No sé si soy víctima de la era tecnológica en que vivimos, pero cada vez me cuesta más aguantar la mirada fija en la tele mientras veo un partido de fútbol. Supongo que hay algo de eso, pero también estoy seguro de que el fútbol me parece cada vez más aburrido. A este deporte llegamos por los goles (en mi caso, los de los años noventa), y como somos conscientes de que la felicidad no es sostenida, al menos pedimos que haya ocasiones: el oxígeno del “¡uy!” nos mantiene vivos; el bostezo acaba con la vigilia. Y yo ya me he despertado más de una vez con el susto que provoca que la publicidad entre a mayor volumen que la narración de los partidos, como si la televisión estuviera marcando que lo importante empieza después del pitido final.
Reconozco que puedo pecar de exceso de nostalgia al defender que el fútbol de antes era mejor, pero así me lo parece. O, por lo menos, era más espectacular, sucedían más cosas que ahora, cuando los entrenadores cobran más protagonismo (y más dinero) que nunca. Nadie sueña de niño con ser entrenador, sino con ser futbolista, y aquí está el principal problema del fútbol actual: nos sabemos el nombre de demasiados técnicos. O místeres, que ya hasta la RAE recoge la acepción de “entrenador deportivo, especialmente de fútbol” de este anglicismo, que en un principio se utilizaba como señal de respeto (“señor”) hacia el entrenador, normalmente inglés en los albores del fútbol en nuestro país.
Los analistas amateurs que circulan por todos lados me dirán que mi problema es el desconocimiento para saber desenredar la maraña de flechas, círculos, mapas de calor y estadísticas inverosímiles y poder apreciar este fútbol trigonométrico, como si fuera necesario conocer el nombre de todos los órganos sexuales y reproductivos para hacer uso y disfrute de ellos. Lo estamos complicando todo al querer racionalizar lo emocional, y no hay nada más emocional que el fútbol (y el sexo).

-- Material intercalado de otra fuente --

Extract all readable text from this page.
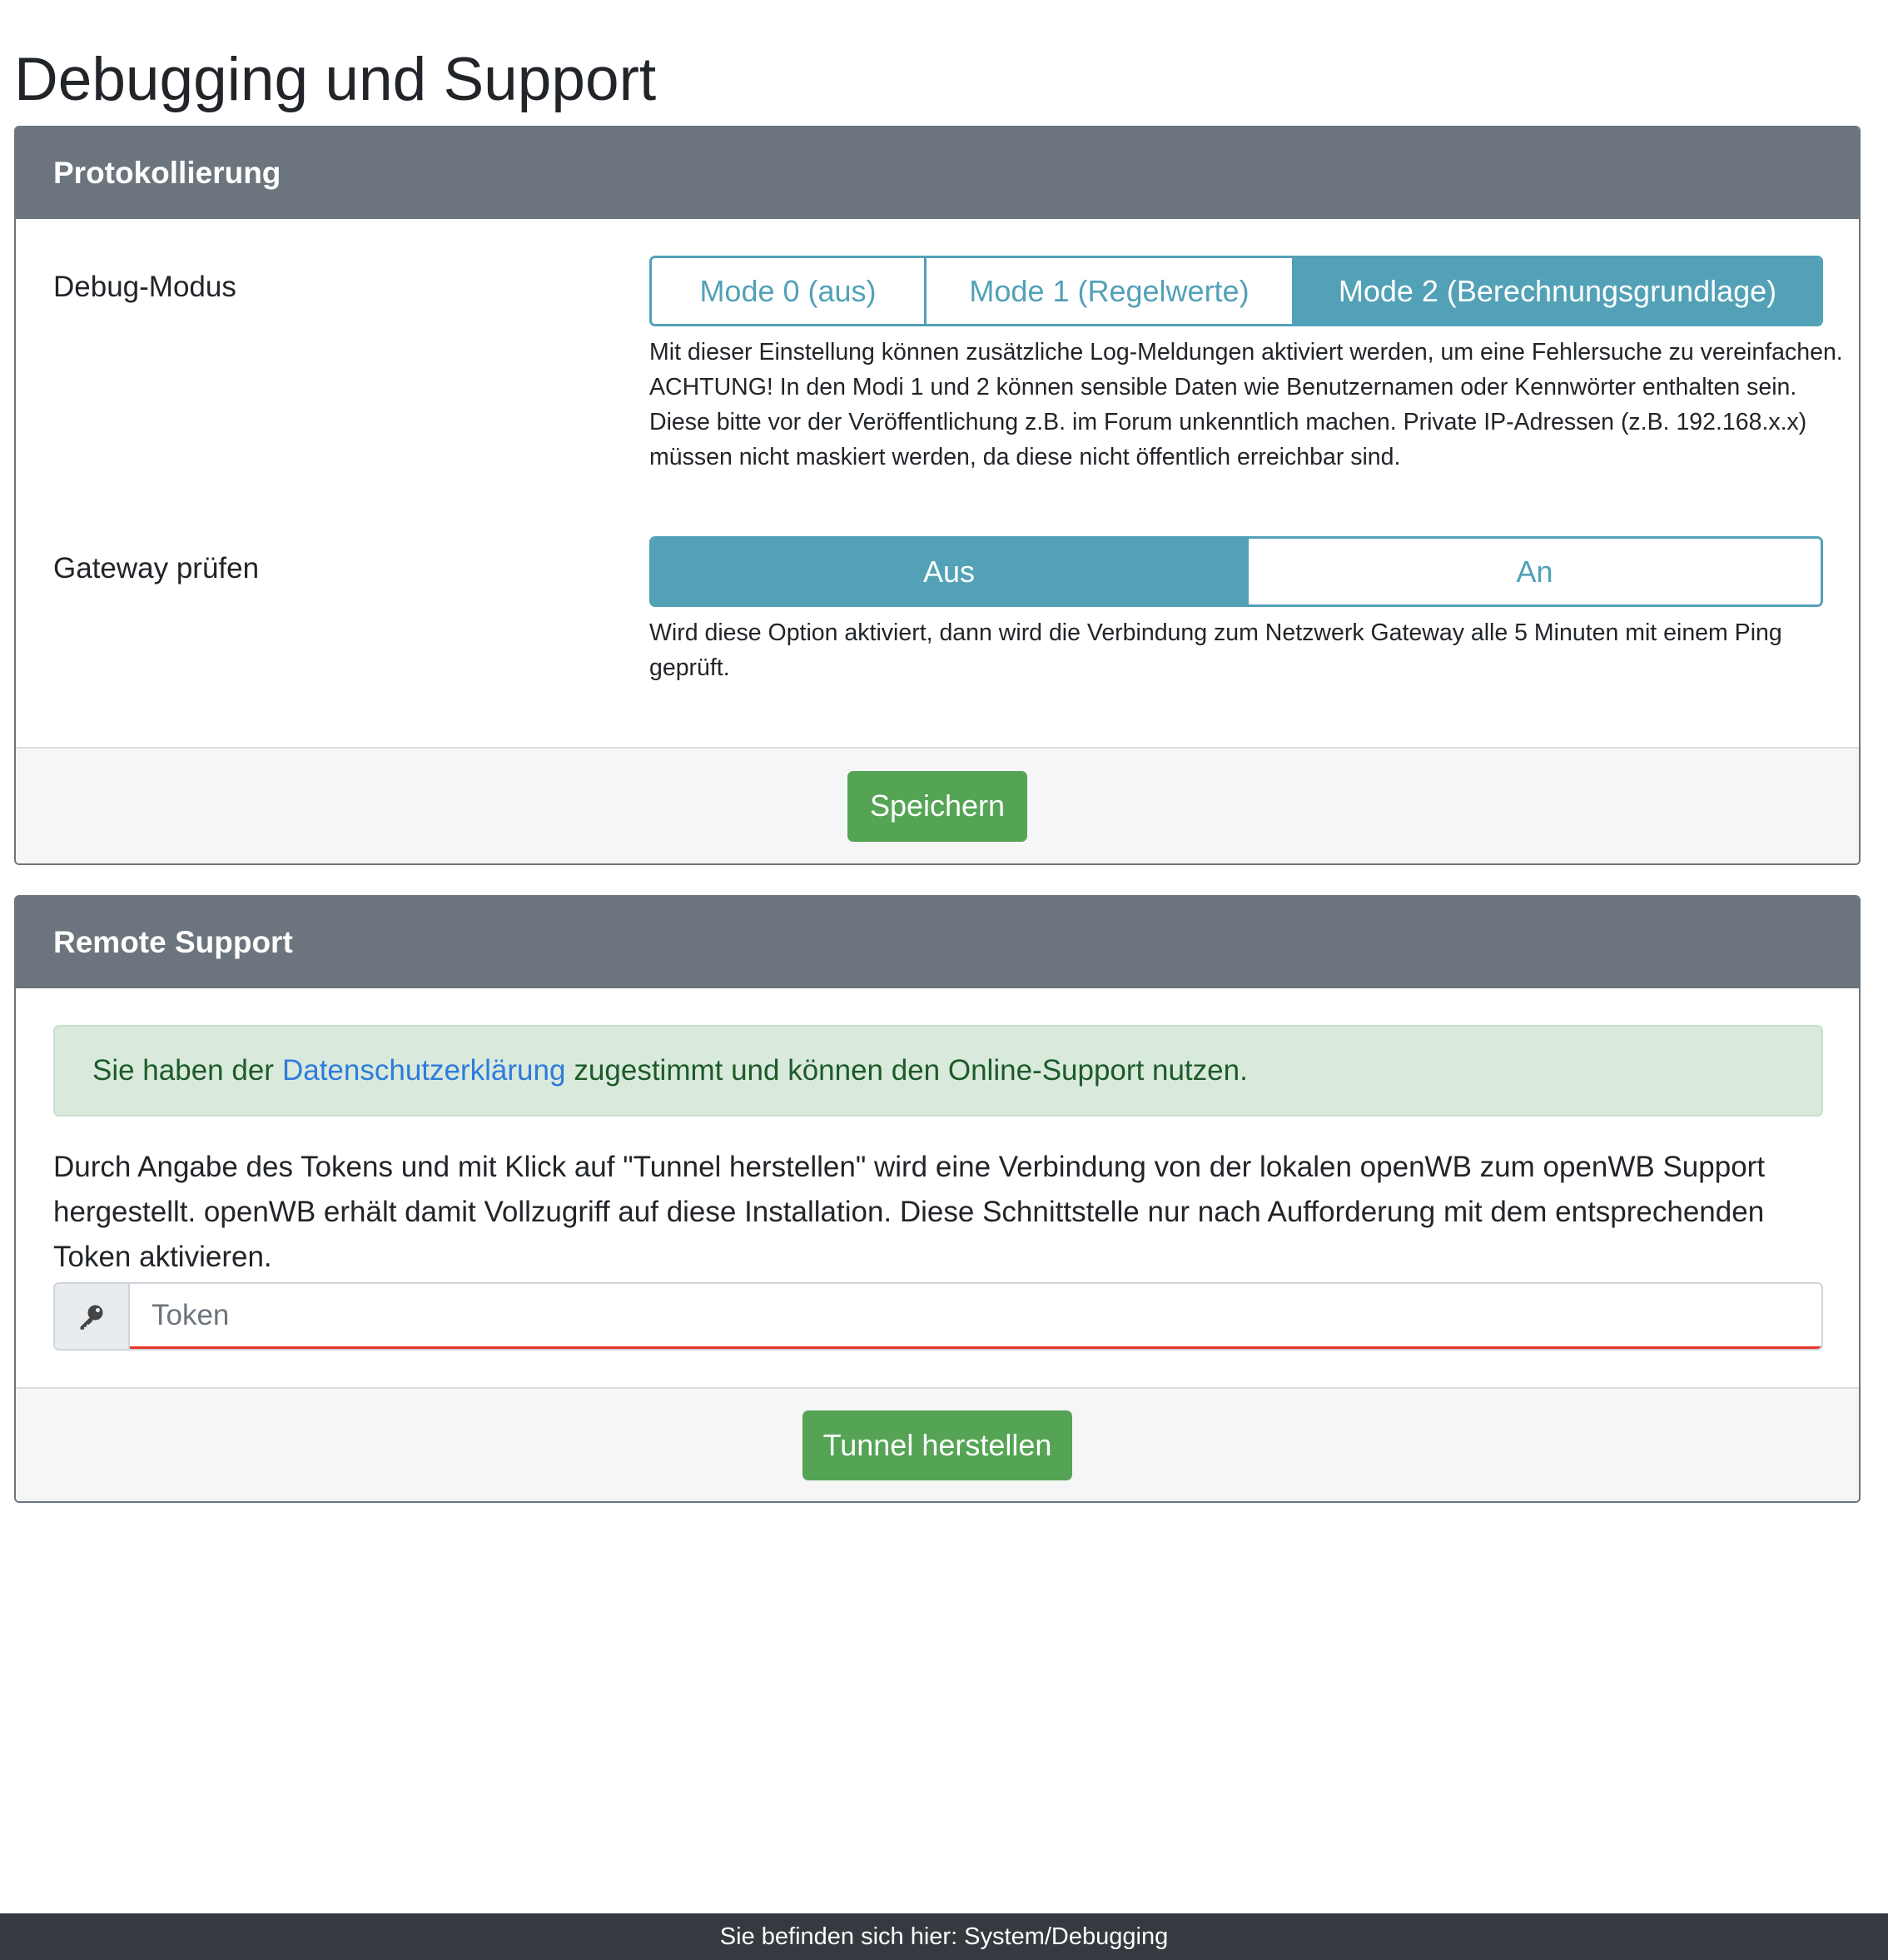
Debugging und Support
Protokollierung
Debug-Modus	Mode 0 (aus)	Mode 1 (Regelwerte)	Mode 2 (Berechnungsgrundlage)
Mit dieser Einstellung können zusätzliche Log-Meldungen aktiviert werden, um eine Fehlersuche zu vereinfachen.
ACHTUNG! In den Modi 1 und 2 können sensible Daten wie Benutzernamen oder Kennwörter enthalten sein. Diese bitte vor der Veröffentlichung z.B. im Forum unkenntlich machen. Private IP-Adressen (z.B. 192.168.x.x) müssen nicht maskiert werden, da diese nicht öffentlich erreichbar sind.
Gateway prüfen	Aus	An
Wird diese Option aktiviert, dann wird die Verbindung zum Netzwerk Gateway alle 5 Minuten mit einem Ping geprüft.
Speichern
Remote Support
Sie haben der Datenschutzerklärung zugestimmt und können den Online-Support nutzen.

Durch Angabe des Tokens und mit Klick auf "Tunnel herstellen" wird eine Verbindung von der lokalen openWB zum openWB Support hergestellt. openWB erhält damit Vollzugriff auf diese Installation. Diese Schnittstelle nur nach Aufforderung mit dem entsprechenden Token aktivieren.

Token
Tunnel herstellen
Sie befinden sich hier: System/Debugging
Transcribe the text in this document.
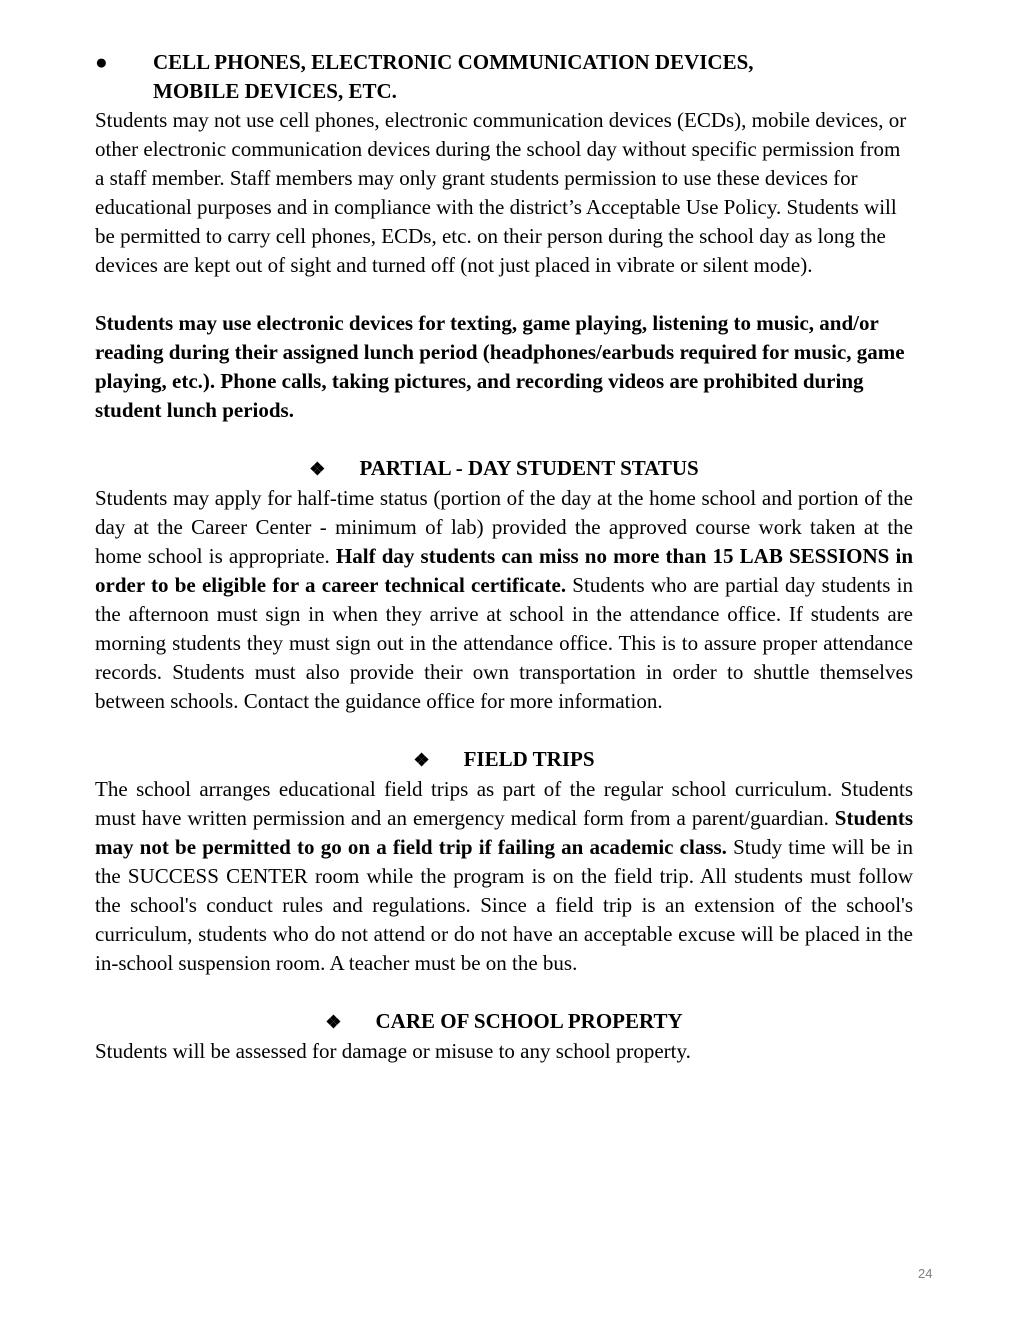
●	CELL PHONES, ELECTRONIC COMMUNICATION DEVICES,
MOBILE DEVICES, ETC.

Students may not use cell phones, electronic communication devices (ECDs), mobile devices, or other electronic communication devices during the school day without specific permission from a staff member. Staff members may only grant students permission to use these devices for educational purposes and in compliance with the district’s Acceptable Use Policy. Students will be permitted to carry cell phones, ECDs, etc. on their person during the school day as long the devices are kept out of sight and turned off (not just placed in vibrate or silent mode).

Students may use electronic devices for texting, game playing, listening to music, and/or reading during their assigned lunch period (headphones/earbuds required for music, game playing, etc.). Phone calls, taking pictures, and recording videos are prohibited during student lunch periods.

❖ PARTIAL - DAY STUDENT STATUS

Students may apply for half-time status (portion of the day at the home school and portion of the day at the Career Center - minimum of lab) provided the approved course work taken at the home school is appropriate. Half day students can miss no more than 15 LAB SESSIONS in order to be eligible for a career technical certificate. Students who are partial day students in the afternoon must sign in when they arrive at school in the attendance office. If students are morning students they must sign out in the attendance office. This is to assure proper attendance records. Students must also provide their own transportation in order to shuttle themselves between schools. Contact the guidance office for more information.

❖ FIELD TRIPS

The school arranges educational field trips as part of the regular school curriculum. Students must have written permission and an emergency medical form from a parent/guardian. Students may not be permitted to go on a field trip if failing an academic class. Study time will be in the SUCCESS CENTER room while the program is on the field trip. All students must follow the school's conduct rules and regulations. Since a field trip is an extension of the school's curriculum, students who do not attend or do not have an acceptable excuse will be placed in the in-school suspension room. A teacher must be on the bus.

❖ CARE OF SCHOOL PROPERTY

Students will be assessed for damage or misuse to any school property.

24
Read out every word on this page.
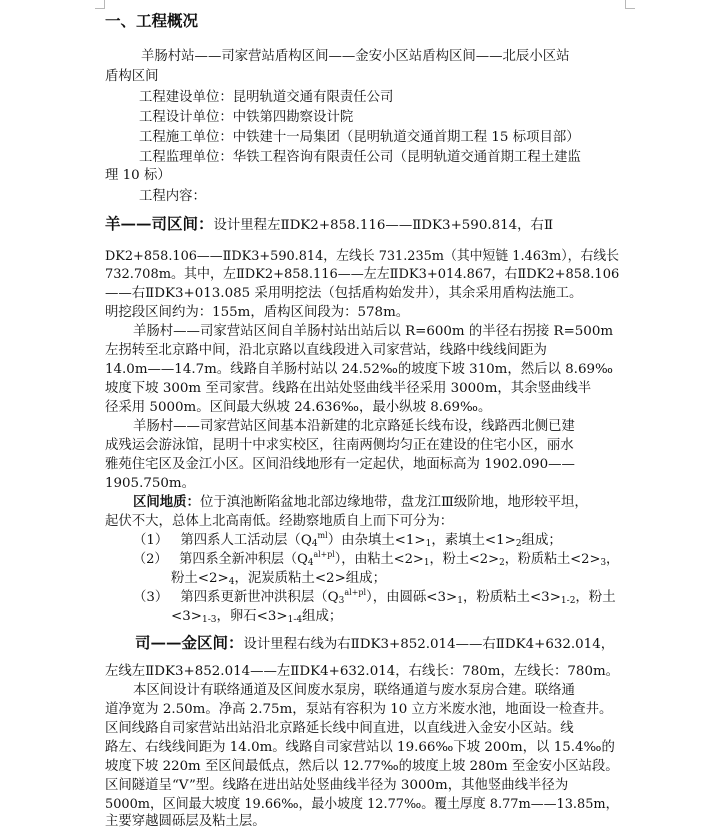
一、工程概况
羊肠村站——司家营站盾构区间——金安小区站盾构区间——北辰小区站
盾构区间
工程建设单位：昆明轨道交通有限责任公司
工程设计单位：中铁第四勘察设计院
工程施工单位：中铁建十一局集团（昆明轨道交通首期工程 15 标项目部）
工程监理单位：华铁工程咨询有限责任公司（昆明轨道交通首期工程土建监
理 10 标）
工程内容：
羊——司区间：设计里程左ⅡDK2+858.116——ⅡDK3+590.814，右Ⅱ
DK2+858.106——ⅡDK3+590.814，左线长 731.235m（其中短链 1.463m），右线长
732.708m。其中，左ⅡDK2+858.116——左左ⅡDK3+014.867，右ⅡDK2+858.106
——右ⅡDK3+013.085 采用明挖法（包括盾构始发井），其余采用盾构法施工。
明挖段区间约为：155m，盾构区间段为：578m。
羊肠村——司家营站区间自羊肠村站出站后以 R=600m 的半径右拐接 R=500m
左拐转至北京路中间，沿北京路以直线段进入司家营站，线路中线线间距为
14.0m——14.7m。线路自羊肠村站以 24.52‰的坡度下坡 310m，然后以 8.69‰
坡度下坡 300m 至司家营。线路在出站处竖曲线半径采用 3000m，其余竖曲线半
径采用 5000m。区间最大纵坡 24.636‰，最小纵坡 8.69‰。
羊肠村——司家营站区间基本沿新建的北京路延长线布设，线路西北侧已建
成残运会游泳馆，昆明十中求实校区，往南两侧均匀正在建设的住宅小区，丽水
雅苑住宅区及金江小区。区间沿线地形有一定起伏，地面标高为 1902.090——
1905.750m。
区间地质：位于滇池断陷盆地北部边缘地带，盘龙江Ⅲ级阶地，地形较平坦，
起伏不大，总体上北高南低。经勘察地质自上而下可分为：
（1） 第四系人工活动层$(Q_4^{ml})$由杂填土$<1>_1$，素填土$<1>_2$组成；
（2） 第四系全新冲积层$(Q_4^{al+pl})$，由粘土$<2>_1$，粉土$<2>_2$，粉质粘土$<2>_3$，
粉土$<2>_4$，泥炭质粘土<2>组成；
（3） 第四系更新世冲洪积层$(Q_3^{al+pl})$，由圆砾$<3>_1$，粉质粘土$<3>_{1-2}$，粉土
$<3>_{1-3}$，卵石$<3>_{1-4}$组成；
司——金区间：设计里程右线为右ⅡDK3+852.014——右ⅡDK4+632.014，
左线左ⅡDK3+852.014——左ⅡDK4+632.014，右线长：780m，左线长：780m。
本区间设计有联络通道及区间废水泵房，联络通道与废水泵房合建。联络通
道净宽为 2.50m。净高 2.75m，泵站有容积为 10 立方米废水池，地面设一检查井。
区间线路自司家营站出站沿北京路延长线中间直进，以直线进入金安小区站。线
路左、右线线间距为 14.0m。线路自司家营站以 19.66‰下坡 200m，以 15.4‰的
坡度下坡 220m 至区间最低点，然后以 12.77‰的坡度上坡 280m 至金安小区站段。
区间隧道呈“V”型。线路在进出站处竖曲线半径为 3000m，其他竖曲线半径为
5000m，区间最大坡度 19.66‰，最小坡度 12.77‰。覆土厚度 8.77m——13.85m，
主要穿越圆砾层及粘土层。
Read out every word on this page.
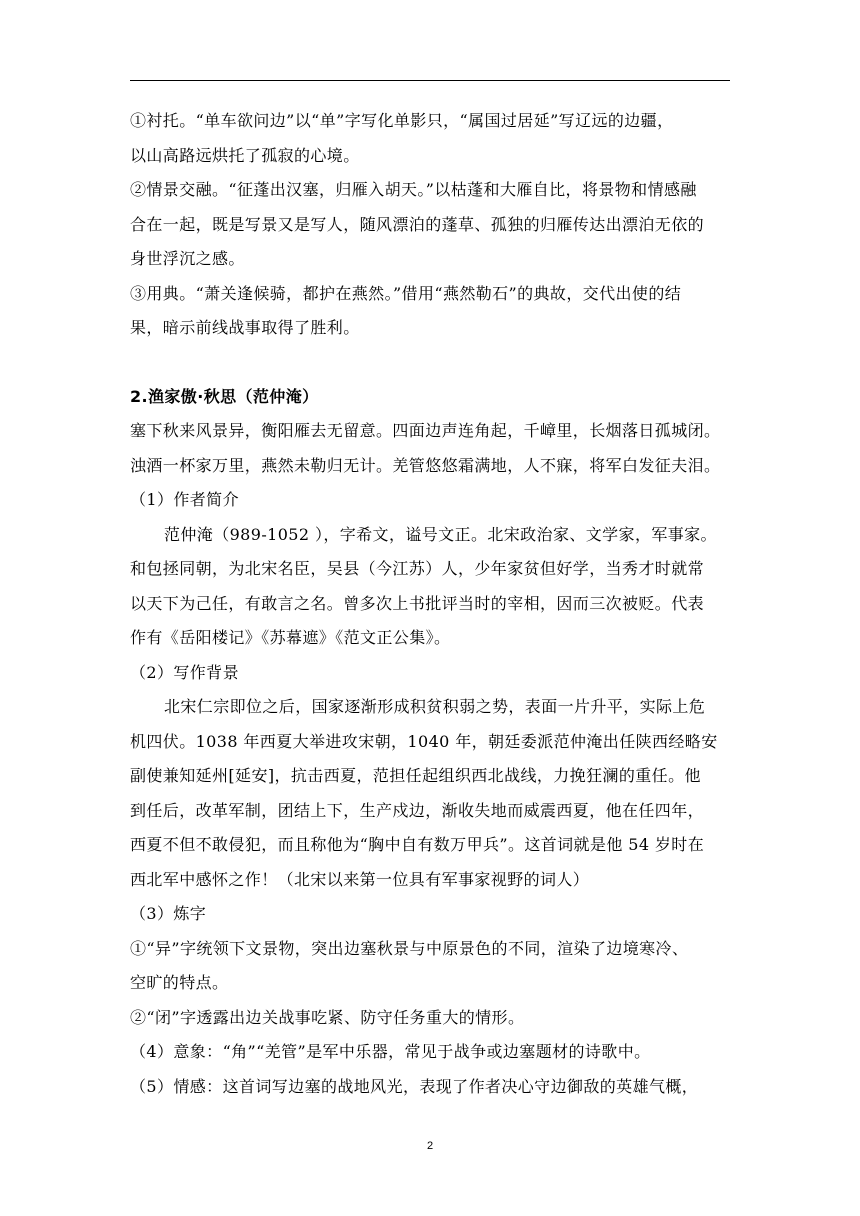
①衬托。“单车欲问边”以“单”字写化单影只，“属国过居延”写辽远的边疆，

以山高路远烘托了孤寂的心境。

②情景交融。“征蓬出汉塞，归雁入胡天。”以枯蓬和大雁自比，将景物和情感融

合在一起，既是写景又是写人，随风漂泊的蓬草、孤独的归雁传达出漂泊无依的

身世浮沉之感。

③用典。“萧关逢候骑，都护在燕然。”借用“燕然勒石”的典故，交代出使的结

果，暗示前线战事取得了胜利。

2.渔家傲·秋思（范仲淹）

塞下秋来风景异，衡阳雁去无留意。四面边声连角起，千嶂里，长烟落日孤城闭。

浊酒一杯家万里，燕然未勒归无计。羌管悠悠霜满地，人不寐，将军白发征夫泪。

（1）作者简介

范仲淹（989-1052 ），字希文，谥号文正。北宋政治家、文学家，军事家。

和包拯同朝，为北宋名臣，吴县（今江苏）人，少年家贫但好学，当秀才时就常

以天下为己任，有敢言之名。曾多次上书批评当时的宰相，因而三次被贬。代表

作有《岳阳楼记》《苏幕遮》《范文正公集》。

（2）写作背景

北宋仁宗即位之后，国家逐渐形成积贫积弱之势，表面一片升平，实际上危

机四伏。1038 年西夏大举进攻宋朝，1040 年，朝廷委派范仲淹出任陕西经略安

副使兼知延州[延安]，抗击西夏，范担任起组织西北战线，力挽狂澜的重任。他

到任后，改革军制，团结上下，生产戍边，渐收失地而威震西夏，他在任四年，

西夏不但不敢侵犯，而且称他为“胸中自有数万甲兵”。这首词就是他 54 岁时在

西北军中感怀之作！（北宋以来第一位具有军事家视野的词人）

（3）炼字

①“异”字统领下文景物，突出边塞秋景与中原景色的不同，渲染了边境寒冷、

空旷的特点。

②“闭”字透露出边关战事吃紧、防守任务重大的情形。

（4）意象：“角”“羌管”是军中乐器，常见于战争或边塞题材的诗歌中。

（5）情感：这首词写边塞的战地风光，表现了作者决心守边御敌的英雄气概，

2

Hace más de 60 años, cuando el Dalai Lama se exilió a la India, lo hizo después de preguntarle tres veces al oráculo qué debía hacer ante las amenazas que había hacia su persona. Tras las dos primeras, la respuesta fue negativa. A la tercera, el espíritu protector del Dalai Lama le dijo que se marchara del Tíbet. En sus memorias, el Dalai Lama lo justifica así: “Estoy seguro de que el oráculo sabía desde hacía tiempo que debía irme el 17 de marzo, pero no me lo dijo por miedo a que se supiera. Si no había plan, nadie podía conocerlo”. Fantaseo con un fútbol así, con futbolistas sometidos únicamente al oráculo de su talento y su instinto, sin tantos planes programados en su cabeza por sus entrenadores, que hacen que todos sepamos qué va a ocurrir, empezando por los defensas contrarios.